Pak Chanek has an array $ a $ of $ n $ positive integers. Since he is currently learning how to calculate the floored average of two numbers, he wants to practice it on his array $ a $ . While the array $ a $ has at least two elements, Pak Chanek will perform the following three-step operation: 1. Pick two different indices $ i $ and $ j $ ( $ 1 \leq i, j \leq |a| $ ; $ i \neq j $ ), note that $ |a| $ denotes the current size of the array $ a $ . 2. Append $ \lfloor \frac{a_i+a_j}{2} \rfloor $ $ ^{\text{∗}} $ to the end of the array. 3. Remove elements $ a_i $ and $ a_j $ from the array and concatenate the remaining parts of the array. For example, suppose that $ a=[5,4,3,2,1,1] $ . If we choose $ i=1 $ and $ j=5 $ , the resulting array will be $ a=[4,3,2,1,3] $ . If we choose $ i=4 $ and $ j=3 $ , the resulting array will be $ a=[5,4,1,1,2] $ . After all operations, the array will consist of a single element $ x $ . Find the maximum possible value of $ x $ if Pak Chanek performs the operations optimally. $ ^{\text{∗}} $ $ \lfloor x \rfloor $ denotes the floor function of $ x $ , which is the greatest integer that is less than or equal to $ x $ . For example, $ \lfloor 6 \rfloor = 6 $ , $ \lfloor 2.5 \rfloor=2 $ , $ \lfloor -3.6 \rfloor=-4 $ and $ \lfloor \pi \rfloor=3 $

Each test contains multiple test cases. The first line contains the number of test cases $ t $ ( $ 1 \le t \le 5000 $ ). The description of the test cases follows. The first line of each test case contains a single integer $ n $ ( $ 2 \le n \le 50 $ ) — the length of the array $ a $ . The second line of each test case contains $ n $ integers $ a_1, a_2, \ldots, a_n $ ( $ 1 \le a_i \le 10^9 $ ) — the elements of the array $ a $ . Do note that the sum of $ n $ over all test cases is not bounded.
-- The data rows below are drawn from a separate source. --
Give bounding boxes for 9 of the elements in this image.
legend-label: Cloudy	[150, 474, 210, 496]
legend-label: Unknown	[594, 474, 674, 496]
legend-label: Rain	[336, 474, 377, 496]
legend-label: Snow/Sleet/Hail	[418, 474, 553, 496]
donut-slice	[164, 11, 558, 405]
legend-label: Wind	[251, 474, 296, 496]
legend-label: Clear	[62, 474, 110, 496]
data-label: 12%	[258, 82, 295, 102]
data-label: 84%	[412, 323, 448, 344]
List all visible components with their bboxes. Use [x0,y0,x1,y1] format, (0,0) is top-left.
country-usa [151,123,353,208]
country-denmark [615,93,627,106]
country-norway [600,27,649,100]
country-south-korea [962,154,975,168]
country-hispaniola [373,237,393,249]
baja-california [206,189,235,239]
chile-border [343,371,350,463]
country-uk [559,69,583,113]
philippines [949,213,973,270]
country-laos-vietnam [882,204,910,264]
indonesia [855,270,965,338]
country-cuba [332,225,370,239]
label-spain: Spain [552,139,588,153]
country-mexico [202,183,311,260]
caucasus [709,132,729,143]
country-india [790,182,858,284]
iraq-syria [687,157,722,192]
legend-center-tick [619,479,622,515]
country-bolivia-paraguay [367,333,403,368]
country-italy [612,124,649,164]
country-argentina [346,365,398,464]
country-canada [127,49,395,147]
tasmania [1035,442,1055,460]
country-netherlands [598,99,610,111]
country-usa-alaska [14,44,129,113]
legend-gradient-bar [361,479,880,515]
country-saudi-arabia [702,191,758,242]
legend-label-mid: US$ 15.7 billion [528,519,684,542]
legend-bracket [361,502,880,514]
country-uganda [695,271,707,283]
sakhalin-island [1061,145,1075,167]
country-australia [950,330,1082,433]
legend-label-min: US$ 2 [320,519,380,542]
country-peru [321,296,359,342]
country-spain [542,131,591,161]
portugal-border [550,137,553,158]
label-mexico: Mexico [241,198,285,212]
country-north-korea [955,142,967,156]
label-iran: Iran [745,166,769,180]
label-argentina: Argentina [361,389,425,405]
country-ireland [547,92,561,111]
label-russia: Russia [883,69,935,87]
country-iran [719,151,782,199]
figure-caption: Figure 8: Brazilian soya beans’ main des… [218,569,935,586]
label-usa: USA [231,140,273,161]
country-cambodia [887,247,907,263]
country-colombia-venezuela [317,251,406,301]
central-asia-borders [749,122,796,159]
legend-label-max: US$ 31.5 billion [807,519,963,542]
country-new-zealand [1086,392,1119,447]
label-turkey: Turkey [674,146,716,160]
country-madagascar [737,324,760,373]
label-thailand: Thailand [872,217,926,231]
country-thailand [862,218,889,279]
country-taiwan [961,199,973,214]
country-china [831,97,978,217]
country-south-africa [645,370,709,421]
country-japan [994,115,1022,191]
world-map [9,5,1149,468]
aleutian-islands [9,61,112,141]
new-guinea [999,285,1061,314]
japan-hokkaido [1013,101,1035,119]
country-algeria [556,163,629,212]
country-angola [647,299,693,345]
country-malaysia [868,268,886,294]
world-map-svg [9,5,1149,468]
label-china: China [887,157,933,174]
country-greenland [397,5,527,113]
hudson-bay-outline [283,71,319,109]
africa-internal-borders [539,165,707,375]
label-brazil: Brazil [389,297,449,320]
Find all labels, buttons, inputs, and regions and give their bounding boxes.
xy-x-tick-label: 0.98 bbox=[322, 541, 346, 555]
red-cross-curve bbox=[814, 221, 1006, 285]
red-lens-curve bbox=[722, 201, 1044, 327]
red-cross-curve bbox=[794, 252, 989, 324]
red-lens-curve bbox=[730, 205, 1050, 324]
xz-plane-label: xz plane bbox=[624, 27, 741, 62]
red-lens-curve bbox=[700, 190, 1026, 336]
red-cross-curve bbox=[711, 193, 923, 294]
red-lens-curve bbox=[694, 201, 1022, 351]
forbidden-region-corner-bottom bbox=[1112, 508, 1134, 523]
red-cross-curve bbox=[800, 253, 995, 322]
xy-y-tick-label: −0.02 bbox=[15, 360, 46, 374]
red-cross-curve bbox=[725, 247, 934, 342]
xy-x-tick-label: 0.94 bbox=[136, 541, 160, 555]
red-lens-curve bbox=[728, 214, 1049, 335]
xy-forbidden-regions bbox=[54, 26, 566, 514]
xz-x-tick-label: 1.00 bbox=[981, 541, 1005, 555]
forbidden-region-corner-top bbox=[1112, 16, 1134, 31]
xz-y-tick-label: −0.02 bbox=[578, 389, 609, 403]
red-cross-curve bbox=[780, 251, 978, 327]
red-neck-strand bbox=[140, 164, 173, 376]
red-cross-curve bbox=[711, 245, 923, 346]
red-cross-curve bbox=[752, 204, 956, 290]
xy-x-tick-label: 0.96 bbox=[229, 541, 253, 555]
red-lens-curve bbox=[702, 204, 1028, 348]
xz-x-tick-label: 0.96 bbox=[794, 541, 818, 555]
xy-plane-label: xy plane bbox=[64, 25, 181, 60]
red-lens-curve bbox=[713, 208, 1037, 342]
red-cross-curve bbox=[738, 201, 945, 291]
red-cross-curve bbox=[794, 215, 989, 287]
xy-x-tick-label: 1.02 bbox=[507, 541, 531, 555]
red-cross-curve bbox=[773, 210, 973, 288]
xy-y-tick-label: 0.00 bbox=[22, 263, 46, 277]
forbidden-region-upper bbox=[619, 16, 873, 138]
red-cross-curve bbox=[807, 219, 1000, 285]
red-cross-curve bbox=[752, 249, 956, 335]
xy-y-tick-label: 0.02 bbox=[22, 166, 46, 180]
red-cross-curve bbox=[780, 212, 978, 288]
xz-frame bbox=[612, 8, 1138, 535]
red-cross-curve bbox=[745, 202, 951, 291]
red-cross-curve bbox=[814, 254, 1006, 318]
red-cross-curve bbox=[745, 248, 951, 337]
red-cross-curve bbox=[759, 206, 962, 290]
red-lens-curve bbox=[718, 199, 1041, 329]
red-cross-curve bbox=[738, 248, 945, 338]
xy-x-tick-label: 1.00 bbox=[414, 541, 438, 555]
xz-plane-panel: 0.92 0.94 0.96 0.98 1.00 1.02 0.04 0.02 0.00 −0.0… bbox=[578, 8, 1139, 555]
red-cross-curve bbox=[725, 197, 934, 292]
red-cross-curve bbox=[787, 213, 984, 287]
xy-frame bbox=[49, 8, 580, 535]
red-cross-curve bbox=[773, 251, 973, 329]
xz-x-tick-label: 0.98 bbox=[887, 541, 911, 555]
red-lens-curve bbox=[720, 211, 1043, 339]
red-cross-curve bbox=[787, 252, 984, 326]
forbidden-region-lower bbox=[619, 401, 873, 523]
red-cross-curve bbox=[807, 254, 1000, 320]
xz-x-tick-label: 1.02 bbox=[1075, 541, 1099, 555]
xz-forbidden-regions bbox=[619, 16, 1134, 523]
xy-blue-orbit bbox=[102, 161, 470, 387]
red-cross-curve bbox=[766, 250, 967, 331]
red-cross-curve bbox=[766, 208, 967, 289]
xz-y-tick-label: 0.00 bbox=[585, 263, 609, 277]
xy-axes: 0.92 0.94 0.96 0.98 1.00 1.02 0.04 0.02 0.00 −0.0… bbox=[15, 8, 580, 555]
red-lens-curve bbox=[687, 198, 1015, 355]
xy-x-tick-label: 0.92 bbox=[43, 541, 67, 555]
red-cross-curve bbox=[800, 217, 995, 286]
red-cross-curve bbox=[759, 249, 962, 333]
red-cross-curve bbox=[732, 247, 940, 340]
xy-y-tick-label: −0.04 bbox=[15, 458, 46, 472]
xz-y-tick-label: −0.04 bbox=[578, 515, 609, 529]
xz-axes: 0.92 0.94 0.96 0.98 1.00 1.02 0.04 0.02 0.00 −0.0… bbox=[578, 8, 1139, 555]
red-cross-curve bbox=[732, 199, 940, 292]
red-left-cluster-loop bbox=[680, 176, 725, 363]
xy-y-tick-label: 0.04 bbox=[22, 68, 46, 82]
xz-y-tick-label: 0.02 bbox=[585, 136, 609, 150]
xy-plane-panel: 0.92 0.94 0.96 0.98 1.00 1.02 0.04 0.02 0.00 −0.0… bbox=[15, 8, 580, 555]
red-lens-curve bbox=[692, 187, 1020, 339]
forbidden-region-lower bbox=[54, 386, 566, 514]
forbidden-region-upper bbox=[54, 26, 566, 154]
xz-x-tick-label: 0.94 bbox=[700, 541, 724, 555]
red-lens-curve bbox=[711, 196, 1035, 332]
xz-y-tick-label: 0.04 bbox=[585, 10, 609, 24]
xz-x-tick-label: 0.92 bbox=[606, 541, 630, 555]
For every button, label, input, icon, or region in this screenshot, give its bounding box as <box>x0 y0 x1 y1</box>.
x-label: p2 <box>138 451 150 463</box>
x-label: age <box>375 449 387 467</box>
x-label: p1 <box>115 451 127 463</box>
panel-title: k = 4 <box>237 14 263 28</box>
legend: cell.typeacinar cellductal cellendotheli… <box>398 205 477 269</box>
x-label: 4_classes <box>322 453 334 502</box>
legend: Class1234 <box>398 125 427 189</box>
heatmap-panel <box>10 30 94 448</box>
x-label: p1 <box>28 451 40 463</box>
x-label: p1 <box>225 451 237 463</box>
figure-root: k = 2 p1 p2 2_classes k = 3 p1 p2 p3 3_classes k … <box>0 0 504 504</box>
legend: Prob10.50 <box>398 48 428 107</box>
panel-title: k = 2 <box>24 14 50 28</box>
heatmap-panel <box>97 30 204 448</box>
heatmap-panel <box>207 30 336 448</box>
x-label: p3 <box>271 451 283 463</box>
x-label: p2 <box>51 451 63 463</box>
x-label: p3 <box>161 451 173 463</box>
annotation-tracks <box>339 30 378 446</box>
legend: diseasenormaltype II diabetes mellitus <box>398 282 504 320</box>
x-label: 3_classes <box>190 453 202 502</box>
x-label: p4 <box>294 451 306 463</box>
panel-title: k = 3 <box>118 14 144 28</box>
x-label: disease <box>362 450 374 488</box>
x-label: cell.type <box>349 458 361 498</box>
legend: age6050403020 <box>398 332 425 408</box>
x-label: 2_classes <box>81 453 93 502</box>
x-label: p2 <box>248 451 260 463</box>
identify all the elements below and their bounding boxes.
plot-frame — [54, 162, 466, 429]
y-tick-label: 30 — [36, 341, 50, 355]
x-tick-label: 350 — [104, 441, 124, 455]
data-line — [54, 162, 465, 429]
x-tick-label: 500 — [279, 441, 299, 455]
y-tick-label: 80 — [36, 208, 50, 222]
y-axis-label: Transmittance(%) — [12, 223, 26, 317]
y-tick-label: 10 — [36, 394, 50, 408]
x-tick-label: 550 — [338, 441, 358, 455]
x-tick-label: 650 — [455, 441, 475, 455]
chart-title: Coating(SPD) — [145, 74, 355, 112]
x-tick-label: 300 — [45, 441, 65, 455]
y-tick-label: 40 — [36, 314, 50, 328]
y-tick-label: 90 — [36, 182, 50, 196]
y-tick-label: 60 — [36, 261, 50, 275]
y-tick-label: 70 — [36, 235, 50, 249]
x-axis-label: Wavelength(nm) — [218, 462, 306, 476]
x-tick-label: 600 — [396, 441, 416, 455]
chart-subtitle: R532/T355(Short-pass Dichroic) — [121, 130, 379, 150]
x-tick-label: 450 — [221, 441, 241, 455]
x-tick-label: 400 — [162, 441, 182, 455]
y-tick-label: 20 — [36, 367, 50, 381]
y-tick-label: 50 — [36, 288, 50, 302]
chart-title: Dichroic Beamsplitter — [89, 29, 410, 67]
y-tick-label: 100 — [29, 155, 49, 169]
For each test case, output a single integer: the maximum possible value of $ x $ after all numbers have been picked.

In the first test case, the array is initially $ a=[1,7,8,4,5] $ . Pak Chanek will perform the following operations: 1. Pick $ i=1 $ and $ j=2 $ , then $ a=[8,4,5,4] $ . 2. Pick $ i=3 $ and $ j=2 $ , then $ a=[8,4,4] $ . 3. Pick $ i=2 $ and $ j=3 $ , then $ a=[8,4] $ . 4. Pick $ i=1 $ and $ j=2 $ , then $ a=[6] $ . After all the operations, the array consists of a single element $ x=6 $ . It can be proven that there is no series of operations that results in $ x $ greater than $ 6 $ in the end.